Resham Bajgain watched his toddler daughter turn 3, then 4, then 5 without her mother, hoping that the distance and the wait would be worth it.
He could have told his wife to stay, to not go to the United States without him and the girl, but he knew what that would have meant: giving up his daughter’s best chance to have more than what life had handed him.
He had grown up in the mountains of Nepal, walking three hours to the closest high school, carrying enough food on his back to last a week. After he graduated, unable to pay for college, he worked one hard-labor job after another, moving between Nepal, India and Qatar based on his economic options. His best position involved working as an “office boy,” fetching lunch and coffee for workers.
But his cousin who had moved to the United States told him about a place where life was different, a place where immigrants felt welcomed and opportunities were abundant. That place was a speck on the map called Fairfax County, and Resham and his wife were determined to get there.
The couple applied for U.S. visas through a lottery system operated by the government’s Diversity Immigrant Visa Program. In 2014, his wife’s chance came, but his name and their daughter’s had been left off her application. The couple decided she should go anyway and that Resham and the girl would wait in Nepal for their visas.
In a life filled with struggles, it seemed just one more — and hopefully the last.
After a three-year separation, in September 2017, Resham and his daughter finally arrived in Virginia. Waiting anxiously for them were his wife and the cousin who had encouraged the family to come.
“That was a really happy day,” that cousin, Thakur Dhakal, recalled recently. Thakur grew up with Resham, making that same long walk to school, but after immigrating through the visa lottery program, he went to graduate school in Maryland. He now works as a civil engineer for Fairfax County.
“When I look back to what things were, tears come to my eyes,” he said of how far he had come. “He was also dreaming like that.”
But Resham’s story is not about the American Dream.
His is about immigrant realities. His is about what life looks like even when people enter the country legally and follow all the rules.
Immigrants fill many of the country’s most dangerous jobs and because of that, many of their lives end far from where they started. Foreign-born workers, according to the latest data from the Bureau of Labor Statistics, make up about one-fifth of all fatal work injuries.
On July 4, a day for Americans to celebrate all that is great about this country, Resham went to his second job as a cashier at the Sunoco station on Franklin Farm Road in Herndon and didn’t make it to the end of his shift. Police, responding to a robbery call, found him dead of blunt force trauma. Officers arrested 19-year-old Mohamed A. Abdullahi of Herndon at the scene and charged him in the killing.
Resham was 40 and had been in the country less than a year.

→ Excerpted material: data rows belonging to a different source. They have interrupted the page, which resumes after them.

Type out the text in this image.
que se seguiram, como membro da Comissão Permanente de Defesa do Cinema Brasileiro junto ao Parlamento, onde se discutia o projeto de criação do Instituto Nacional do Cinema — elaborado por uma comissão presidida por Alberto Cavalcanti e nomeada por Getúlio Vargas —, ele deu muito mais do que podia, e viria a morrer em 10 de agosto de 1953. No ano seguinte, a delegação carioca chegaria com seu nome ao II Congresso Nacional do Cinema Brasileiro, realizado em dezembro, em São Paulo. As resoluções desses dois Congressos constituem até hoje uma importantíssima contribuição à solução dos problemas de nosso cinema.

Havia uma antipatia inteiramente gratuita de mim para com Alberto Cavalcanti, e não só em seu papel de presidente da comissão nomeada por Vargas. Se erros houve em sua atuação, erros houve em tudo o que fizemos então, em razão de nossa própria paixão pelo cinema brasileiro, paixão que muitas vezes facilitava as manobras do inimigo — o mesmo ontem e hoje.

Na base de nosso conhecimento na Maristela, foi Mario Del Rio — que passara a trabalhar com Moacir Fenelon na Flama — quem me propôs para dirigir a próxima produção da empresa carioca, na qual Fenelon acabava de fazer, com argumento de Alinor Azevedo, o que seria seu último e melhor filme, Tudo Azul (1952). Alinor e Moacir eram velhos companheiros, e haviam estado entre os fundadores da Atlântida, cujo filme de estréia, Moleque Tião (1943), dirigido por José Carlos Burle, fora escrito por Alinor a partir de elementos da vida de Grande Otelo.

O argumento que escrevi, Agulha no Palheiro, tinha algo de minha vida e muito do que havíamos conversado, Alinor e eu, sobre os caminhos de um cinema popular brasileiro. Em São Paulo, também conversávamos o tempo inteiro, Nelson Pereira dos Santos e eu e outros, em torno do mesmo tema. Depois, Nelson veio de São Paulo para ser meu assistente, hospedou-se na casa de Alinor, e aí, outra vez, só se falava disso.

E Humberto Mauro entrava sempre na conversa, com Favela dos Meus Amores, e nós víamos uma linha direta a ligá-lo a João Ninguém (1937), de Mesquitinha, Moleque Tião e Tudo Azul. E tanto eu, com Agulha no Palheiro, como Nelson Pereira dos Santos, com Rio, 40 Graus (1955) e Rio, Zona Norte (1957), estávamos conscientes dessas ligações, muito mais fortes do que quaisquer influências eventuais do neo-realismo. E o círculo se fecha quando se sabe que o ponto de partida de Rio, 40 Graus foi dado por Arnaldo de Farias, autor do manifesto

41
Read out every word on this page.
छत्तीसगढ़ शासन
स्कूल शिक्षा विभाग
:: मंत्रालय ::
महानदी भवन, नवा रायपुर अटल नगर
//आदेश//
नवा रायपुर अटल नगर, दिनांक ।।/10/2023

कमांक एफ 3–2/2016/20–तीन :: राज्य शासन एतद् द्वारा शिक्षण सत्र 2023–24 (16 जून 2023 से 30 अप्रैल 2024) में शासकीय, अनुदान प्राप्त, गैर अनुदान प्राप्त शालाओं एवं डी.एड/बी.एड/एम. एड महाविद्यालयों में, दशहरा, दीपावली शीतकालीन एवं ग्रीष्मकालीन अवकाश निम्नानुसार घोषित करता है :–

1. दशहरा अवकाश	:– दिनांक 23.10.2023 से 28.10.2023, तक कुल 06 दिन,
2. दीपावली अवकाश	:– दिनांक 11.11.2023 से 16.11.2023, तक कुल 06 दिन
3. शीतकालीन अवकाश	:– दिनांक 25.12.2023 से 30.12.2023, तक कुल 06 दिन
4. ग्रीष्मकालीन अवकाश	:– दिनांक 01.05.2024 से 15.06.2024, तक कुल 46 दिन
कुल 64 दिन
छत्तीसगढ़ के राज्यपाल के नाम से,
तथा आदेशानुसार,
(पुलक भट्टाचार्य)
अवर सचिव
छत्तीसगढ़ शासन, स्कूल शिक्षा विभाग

In the days that have followed, Thakur said he has heard from many people in the Nepalese community who work at gas stations and now fear for their safety. They know it could have easily been their shift, their register, their family in mourning.
After the death, it fell to Thakur to notify people locally and overseas, call the insurance company and, the hardest task, explain to a 6-year-old girl why her father wouldn’t be coming home.
Thakur sought advice from counselors, and they told him it was important to tell her the truth — and so he did.
He sat with her and asked if she understood why so many people were suddenly around. She didn’t. He then told her in the simplest, most honest way he could that they were there to honor her father.
“He went to work and he was hurt so badly that he can’t come back,” he recalled saying.
Resham’s funeral, which followed Hindu customs, was attended by nearly 400 people. At one point, each person walked by his casket and dropped a flower inside it.
People have also left flowers on the median in front of the Sunoco. Amid the displays of roses, lilies and sunflowers, in the middle of one bouquet, someone placed a single American flag.
Thakur said the family has been touched by how many people have responded to Resham’s death from within the Nepalese community and from outside it. On a GoFundMe page set up for the family, the last names next to the donations show a Smith followed by a Shrestha and a Jones proceeded by a Parajuli. On Wednesday, the fund had raised more than $69,000.
The money is greatly appreciated, Thakur said. It is also very much needed, he said.
After spending days speaking with insurance representatives, he said he now knows what his cousin’s life was worth and “it’s not enough” for a job that carries such risk. When all the calculations are done, he said, his cousin’s family will receive less than $100,000.
Resham was working full time at Wegmans and part-time at the Sunoco, while taking his daughter to and from school. Without him, Thakur said he wonders how long will his wife be able to pay rent? How will she afford child care?
Will that 6-year-old one day ask to go to college but, like her father, find no funds there?
Thakur said the girl looks like her dad and is mature beyond her years. On a recent morning, he said, she walked up to her mother and tried to comfort her.
“Daddy came in the night and said to tell you, ‘You don’t cry anymore and I won’t cry anymore,’ ” she said. “You have to be strong.”